Quelles leçons tirer de la conversion accélérée de l’Allemagne au renouvelable ?

Il faut rappeler qu’avant Fukushima, c’est-à-dire avant 2011, l’Allemagne avait envisagé une « renaissance » du nucléaire, celui-ci permettant de produire de l’électricité bon marché, non intermittente et suffisamment sûre. L’émotion provoquée par Fukushima a conduit le gouvernement Merkel à décider la fermeture immédiate d’environ la moitié des centrales nucléaires allemandes, les autres devant être mises hors service d’ici à 2022.

Cette décision en plus de la loi EEG (Erneuerbare Energien Gesetz) mise en vigueur en 2000 dans le cadre de l’Energie Wende, ont fait flamber les prix de l’électricité qui sont devenus les plus chers de l’Union européenne avec ceux du Danemark et de l’Irlande, trois pays connaissant la plus forte pénétration du renouvelable intermittent.

Au vu de l’impact négatif sur les grandes entreprises énergivores exportatrices, le gouvernement a dû exempter ces dernières du surcoût dû aux renouvelables, reportant ces coûts principalement sur les ménages et les pme et diminuant, par conséquent, le pouvoir d’achat des premiers et le compétitivité des seconds.
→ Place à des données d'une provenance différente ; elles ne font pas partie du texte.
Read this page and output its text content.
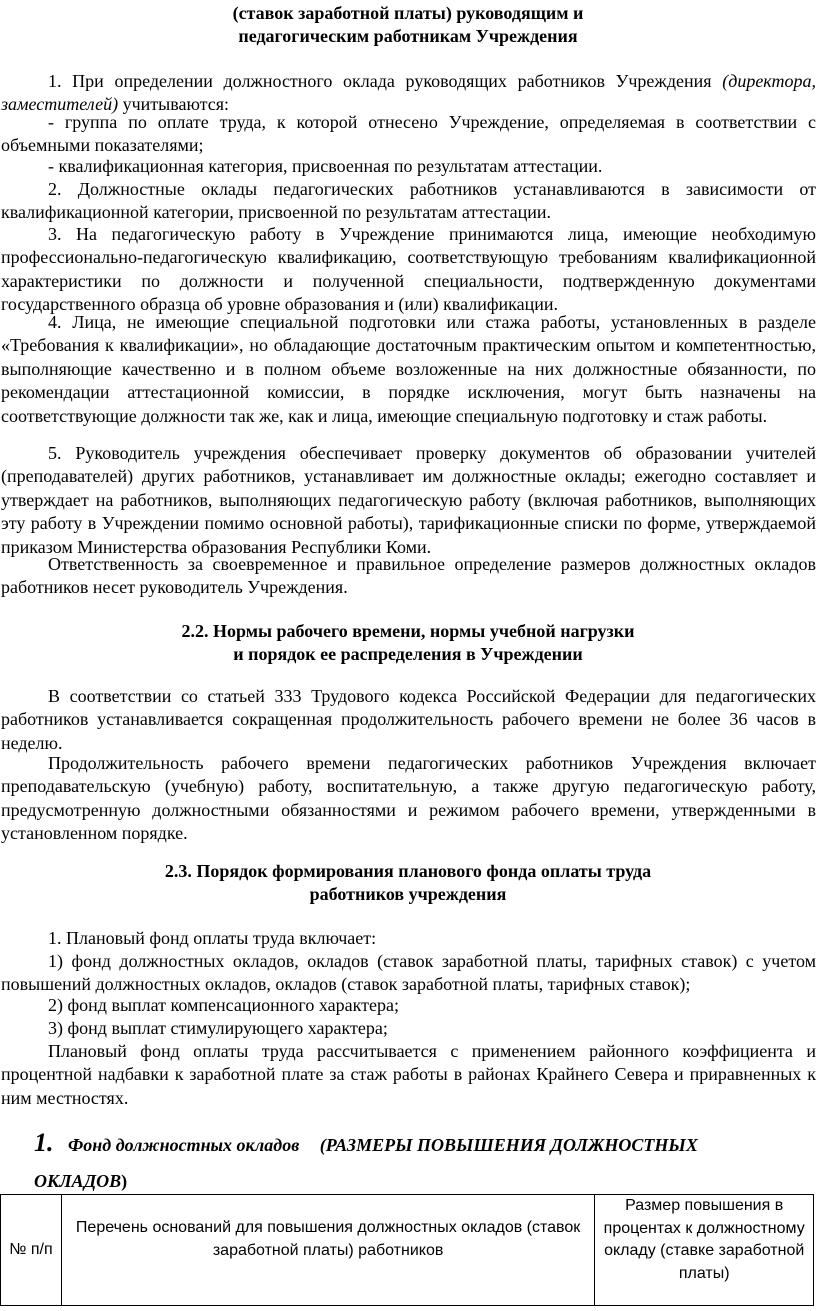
(ставок заработной платы) руководящим и
педагогическим работникам Учреждения

1. При определении должностного оклада руководящих работников Учреждения (директора, заместителей) учитываются:

- группа по оплате труда, к которой отнесено Учреждение, определяемая в соответствии с объемными показателями;

- квалификационная категория, присвоенная по результатам аттестации.

2. Должностные оклады педагогических работников устанавливаются в зависимости от квалификационной категории, присвоенной по результатам аттестации.

3. На педагогическую работу в Учреждение принимаются лица, имеющие необходимую профессионально-педагогическую квалификацию, соответствующую требованиям квалификационной характеристики по должности и полученной специальности, подтвержденную документами государственного образца об уровне образования и (или) квалификации.

4. Лица, не имеющие специальной подготовки или стажа работы, установленных в разделе «Требования к квалификации», но обладающие достаточным практическим опытом и компетентностью, выполняющие качественно и в полном объеме возложенные на них должностные обязанности, по рекомендации аттестационной комиссии, в порядке исключения, могут быть назначены на соответствующие должности так же, как и лица, имеющие специальную подготовку и стаж работы.

5. Руководитель учреждения обеспечивает проверку документов об образовании учителей (преподавателей) других работников, устанавливает им должностные оклады; ежегодно составляет и утверждает на работников, выполняющих педагогическую работу (включая работников, выполняющих эту работу в Учреждении помимо основной работы), тарификационные списки по форме, утверждаемой приказом Министерства образования Республики Коми.

Ответственность за своевременное и правильное определение размеров должностных окладов работников несет руководитель Учреждения.

2.2. Нормы рабочего времени, нормы учебной нагрузки
и порядок ее распределения в Учреждении

В соответствии со статьей 333 Трудового кодекса Российской Федерации для педагогических работников устанавливается сокращенная продолжительность рабочего времени не более 36 часов в неделю.

Продолжительность рабочего времени педагогических работников Учреждения включает преподавательскую (учебную) работу, воспитательную, а также другую педагогическую работу, предусмотренную должностными обязанностями и режимом рабочего времени, утвержденными в установленном порядке.

2.3. Порядок формирования планового фонда оплаты труда
работников учреждения

1. Плановый фонд оплаты труда включает:

1) фонд должностных окладов, окладов (ставок заработной платы, тарифных ставок) с учетом повышений должностных окладов, окладов (ставок заработной платы, тарифных ставок);

2) фонд выплат компенсационного характера;

3) фонд выплат стимулирующего характера;

Плановый фонд оплаты труда рассчитывается с применением районного коэффициента и процентной надбавки к заработной плате за стаж работы в районах Крайнего Севера и приравненных к ним местностях.

1. Фонд должностных окладов (РАЗМЕРЫ ПОВЫШЕНИЯ ДОЛЖНОСТНЫХ
ОКЛАДОВ)
№ п/п	Перечень оснований для повышения должностных окладов (ставок заработной платы) работников	Размер повышения в процентах к должностному окладу (ставке заработной платы)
Cerise sur le gâteau, la politique « verte allemande » n’a pas atteint son objectif de réduction des émissions de gaz à effet de serre, bien au contraire, les émissions ont augmenté et sont parmi les plus élevées de l’Union par tête d’habitant. En effet, pour compenser l’intermittence de la production éolienne et photovoltaïque, les électriciens allemands ont eu recours aux centrales thermiques et, plus particulièrement, aux centrales au charbon en plus de celles au lignite et non aux centrales au gaz vu que le prix du charbon est nettement meilleur marché que celui du gaz en raison de la grande quantité de charbon disponible. Cette abondance est le résultat du remplacement du charbon par du gaz de schiste très bon marché aux Etats-Unis, comme combustible pour les centrales thermiques américaines.